Union rejects hospital offer
LEWISTOWN – Members of the Service Employees International Union decided to reject Geisinger-Lewistown Hospital’s “last, best and final” two-year contract offer during a Thursday voting meeting, said Karen Gownley, SEIU campaign communications specialist. A release issued Thursday by the union indicated the SEIU members working at the hospital will go on a “one-day unfair labor practice strike” on May 6.
Hospital administrators issued a statement late Thursday expressing disappointment at the decision.
“The union’s response is unfortunate because it fails to recognize that our last, best and final offer includes many improvements to the existing collective bargaining agreement,” said Kay Hamilton, the hospital’s chief administrative officer. “We strongly believe that our offer is not only fair, but beneficial to the employees, and that they would be best served by ratifying the agreement.”
There are between 150 and 188 workers at the hospital who are members of SEIU and include service, maintenance and clerical employees and technicians.
In the statement, Hamilton reassured the community of the hospital’s capabilities.
“If it is true they intend to strike, Geisinger-Lewistown Hospital is fully prepared to continue caring for patients without interruption. We believe the union is doing a disservice to its membership by leading them down this path.”
According to the union’s release, hospital management has not provided information about how health care costs for employees are computed based on Geisinger owning its own insurance company, the hospitals and medical offices used by workers. According to the release, it is a violation of labor law to provide this and the strike is the result of that violation.
But there is more to union members’ reasoning than just questions about calculations.
“The two main points,” Gownley said, “are the idea of rolling back the starting wages for new hires and eliminating the pension.”
These issues have been at the forefront of negotiations, which started in January. According to an April 17 release from Hamilton, the hospital’s final offer included across-the-board salary increases as well as step increases, which are scheduled increases at certain points during employees’ careers with the hospital, at the existing wage scales for current employees. Phyllis Mitchell, the hospital’s vice president of marketing and community affairs, said different wage scales may apply to new hires and those scales are determined by Geisinger’s comparisons of the wages at the hospital with the compensation rates at other facilities for the same positions.
Mitchell said in a few cases, such as in the maintenance department, it was found that employees were earning less than their counterparts at other facilities. In most cases, including housekeeping and patient care assistants, hospital employees were earning more. Therefore, the proposed wage for new employees in those positions would be less than it is now, she said.
The pension plan is being discontinued and will be replaced with a 403(b)-type contribution plan. Pension funds already earned by current employees will be available to them when they retire, according to the release.

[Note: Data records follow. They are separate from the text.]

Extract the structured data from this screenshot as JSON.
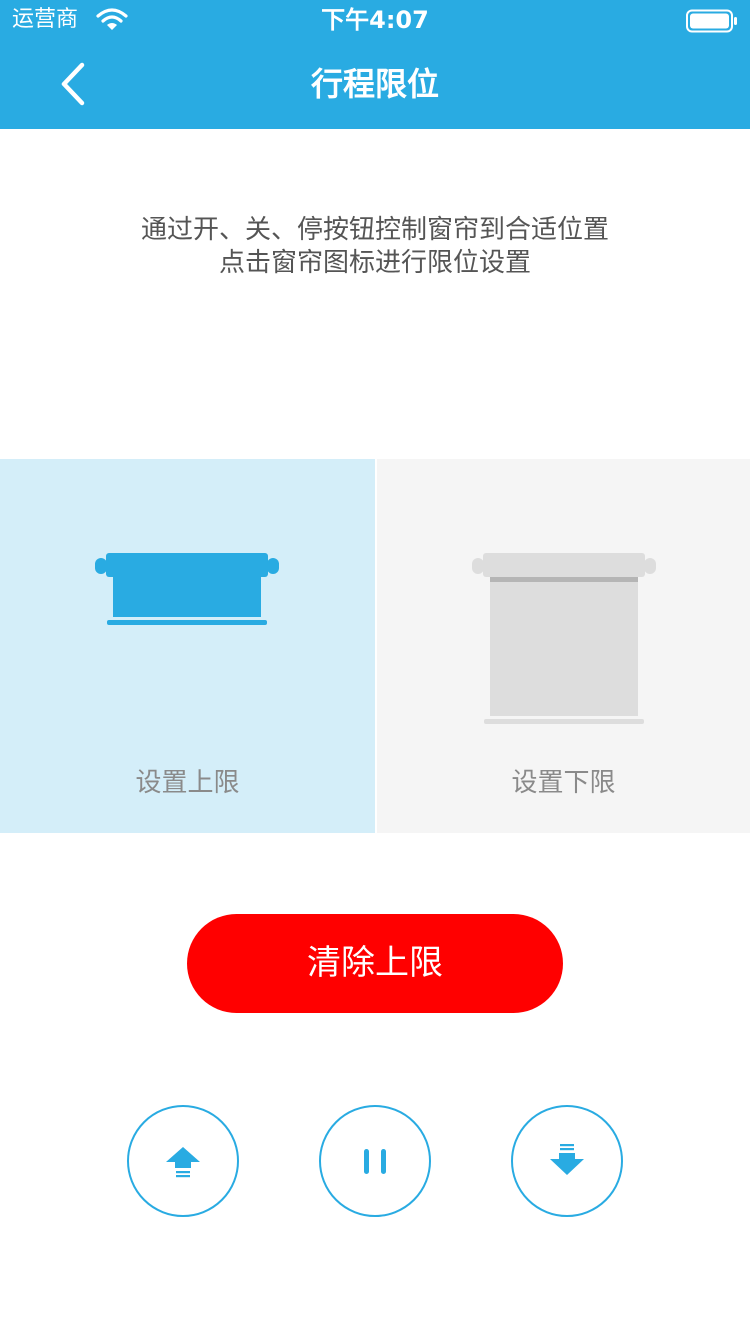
{
  "status_bar": {
    "carrier": "运营商",
    "time": "下午4:07"
  },
  "nav": {
    "title": "行程限位",
    "back_icon": "chevron-left-icon"
  },
  "instructions": {
    "line1": "通过开、关、停按钮控制窗帘到合适位置",
    "line2": "点击窗帘图标进行限位设置"
  },
  "panels": {
    "upper": {
      "label": "设置上限",
      "selected": true,
      "icon": "curtain-raised-icon"
    },
    "lower": {
      "label": "设置下限",
      "selected": false,
      "icon": "curtain-lowered-icon"
    }
  },
  "clear_button": {
    "label": "清除上限"
  },
  "controls": [
    {
      "icon": "arrow-up-icon"
    },
    {
      "icon": "pause-icon"
    },
    {
      "icon": "arrow-down-icon"
    }
  ],
  "colors": {
    "accent": "#29abe2",
    "danger": "#ff0000",
    "selected_panel": "#d4eef9",
    "unselected_panel": "#f5f5f5",
    "inactive_icon": "#dddddd"
  }
}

“Nobody wants to go on strike,” said Teresa Williams, sterile processing tech at the hospital and chapter president of SEIU. “But sometimes you have to stand up for what’s right. Geisinger makes millions off the work we do, but is trying to take away benefits and lower job standards. We can’t sit back and let that happen.”
Union representatives provided data taken from IRS and bond documents indicating that Geisinger made $300 million last year and its chief executive officer, Glenn Steele, received a 125 percent salary increase, bringing his annual income in excess of $5 million.

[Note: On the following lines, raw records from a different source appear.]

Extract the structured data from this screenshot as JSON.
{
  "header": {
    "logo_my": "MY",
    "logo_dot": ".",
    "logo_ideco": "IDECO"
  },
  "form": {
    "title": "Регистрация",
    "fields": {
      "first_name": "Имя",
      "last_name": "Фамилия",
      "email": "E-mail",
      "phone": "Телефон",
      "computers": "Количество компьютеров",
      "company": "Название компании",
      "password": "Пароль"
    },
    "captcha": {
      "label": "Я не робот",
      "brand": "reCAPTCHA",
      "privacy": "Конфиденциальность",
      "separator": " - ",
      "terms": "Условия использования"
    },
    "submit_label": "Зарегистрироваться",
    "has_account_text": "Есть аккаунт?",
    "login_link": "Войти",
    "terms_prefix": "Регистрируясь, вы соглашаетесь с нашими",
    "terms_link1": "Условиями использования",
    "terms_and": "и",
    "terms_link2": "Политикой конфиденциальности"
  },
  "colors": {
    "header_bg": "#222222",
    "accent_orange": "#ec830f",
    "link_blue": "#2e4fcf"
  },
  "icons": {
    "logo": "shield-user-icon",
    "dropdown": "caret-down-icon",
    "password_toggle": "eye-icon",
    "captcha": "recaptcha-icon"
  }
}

“The truth of it is, with small community hospitals, sacrifices need to be made, but we’re not in that position with this company,” Gownley said.
“A company that profitable doesn’t need to take away from its workers and this community,” Williams said. “We hold Geisinger to a high standard, and expect it to keep providing good jobs that strengthen this community, not just put money in the pockets of their executives.”
Gownley said SEIU employees hope the one-day strike will lead to more negotiations.
The current contract expires in January.